Dina membenarkan bahwa Iran memberikan dukungan politik kepada Ansarullah. Bahkan pemerintah Iran secara terbuka mengecam agresi militer Saudi dan koalisinya di Yaman.
Iran pun berkali-kali menyerukan kepada PBB agar mereka mengambil langkah nyata untuk menghentikan kejahatan perang yang dilakukan Saudi dan sekutunya.
Pada tahun 2015, Iran berusaha mengirimkan bantuan pangan menggunakan kapal ke Yaman. Namun, Saudi melarang kapal itu masuk negara tersebut karena dicurigai membawa senjata.
“Kemudian kapal itu diarahkan ke Djibouti. Kapal mendarat di pantai Djibouti.

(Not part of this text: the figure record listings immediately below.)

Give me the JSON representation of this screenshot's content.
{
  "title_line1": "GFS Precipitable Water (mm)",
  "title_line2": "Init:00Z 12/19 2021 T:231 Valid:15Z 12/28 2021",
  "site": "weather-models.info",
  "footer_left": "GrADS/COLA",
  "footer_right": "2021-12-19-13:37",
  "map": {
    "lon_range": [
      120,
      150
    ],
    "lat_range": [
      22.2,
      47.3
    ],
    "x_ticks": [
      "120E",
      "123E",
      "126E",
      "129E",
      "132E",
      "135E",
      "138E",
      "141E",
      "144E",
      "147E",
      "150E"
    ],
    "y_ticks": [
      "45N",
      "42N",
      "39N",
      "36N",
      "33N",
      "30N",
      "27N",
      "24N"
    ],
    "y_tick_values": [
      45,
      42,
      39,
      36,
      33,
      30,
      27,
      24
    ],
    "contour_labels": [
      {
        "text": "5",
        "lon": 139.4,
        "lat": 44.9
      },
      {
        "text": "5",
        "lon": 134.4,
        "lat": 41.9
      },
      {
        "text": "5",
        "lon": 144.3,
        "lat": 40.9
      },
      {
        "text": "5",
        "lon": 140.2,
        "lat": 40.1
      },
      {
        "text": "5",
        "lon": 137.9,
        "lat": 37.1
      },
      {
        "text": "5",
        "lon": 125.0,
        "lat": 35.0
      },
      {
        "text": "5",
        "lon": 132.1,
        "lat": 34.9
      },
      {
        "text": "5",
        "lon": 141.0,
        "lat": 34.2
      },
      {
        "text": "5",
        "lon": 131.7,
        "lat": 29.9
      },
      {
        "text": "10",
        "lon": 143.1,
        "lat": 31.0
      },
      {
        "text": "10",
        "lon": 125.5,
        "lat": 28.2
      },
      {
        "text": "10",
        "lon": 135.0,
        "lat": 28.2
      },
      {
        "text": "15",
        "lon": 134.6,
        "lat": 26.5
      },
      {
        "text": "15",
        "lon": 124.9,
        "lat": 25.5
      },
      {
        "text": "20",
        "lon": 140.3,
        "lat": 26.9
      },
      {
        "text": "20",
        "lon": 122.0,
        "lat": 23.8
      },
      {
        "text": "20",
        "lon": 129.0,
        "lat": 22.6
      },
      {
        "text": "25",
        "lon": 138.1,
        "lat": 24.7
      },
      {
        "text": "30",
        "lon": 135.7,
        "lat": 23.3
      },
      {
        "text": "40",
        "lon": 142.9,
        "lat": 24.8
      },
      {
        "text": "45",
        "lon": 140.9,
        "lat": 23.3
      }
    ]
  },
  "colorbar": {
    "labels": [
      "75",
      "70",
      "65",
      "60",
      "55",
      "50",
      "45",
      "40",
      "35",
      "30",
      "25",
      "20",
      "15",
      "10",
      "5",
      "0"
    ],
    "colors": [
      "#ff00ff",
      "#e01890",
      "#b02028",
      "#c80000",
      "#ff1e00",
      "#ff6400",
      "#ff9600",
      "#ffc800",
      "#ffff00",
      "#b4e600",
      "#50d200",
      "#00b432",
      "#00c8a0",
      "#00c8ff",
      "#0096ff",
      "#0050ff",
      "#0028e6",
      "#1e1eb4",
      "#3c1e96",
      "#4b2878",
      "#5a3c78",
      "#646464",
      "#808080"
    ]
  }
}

Lalu, muatan kapal itu dibongkar dengan diawasi PBB. Kemudian makanan-makanan itu akhirnya menurut PBB, biarlah PBB yang membagikannya pada rakyat Yaman,” beber Dina.
Hingga saat ini koalisi Saudi masih menghalangi bantuan pangan dan obat-obatan yang masuk ke Yaman, sehingga negara tersebut menghadapi krisis kemanusiaan terbesar di abad ini.
Bagi Iran, kata Dina, pembelaan terhadap rakyat tertindas di seluruh dunia merupakan doktrin kebijakan luar negeri Iran.
Setiap negara memiliki doktrin kebijakan luar negeri. Indonesia pun mempunyai doktrin yang mirip dengan Iran, yaitu ikut melaksanakan ketertiban dunia yang berdasarkan kemerdekaan, perdamaian abadi, dan keadilan sosial.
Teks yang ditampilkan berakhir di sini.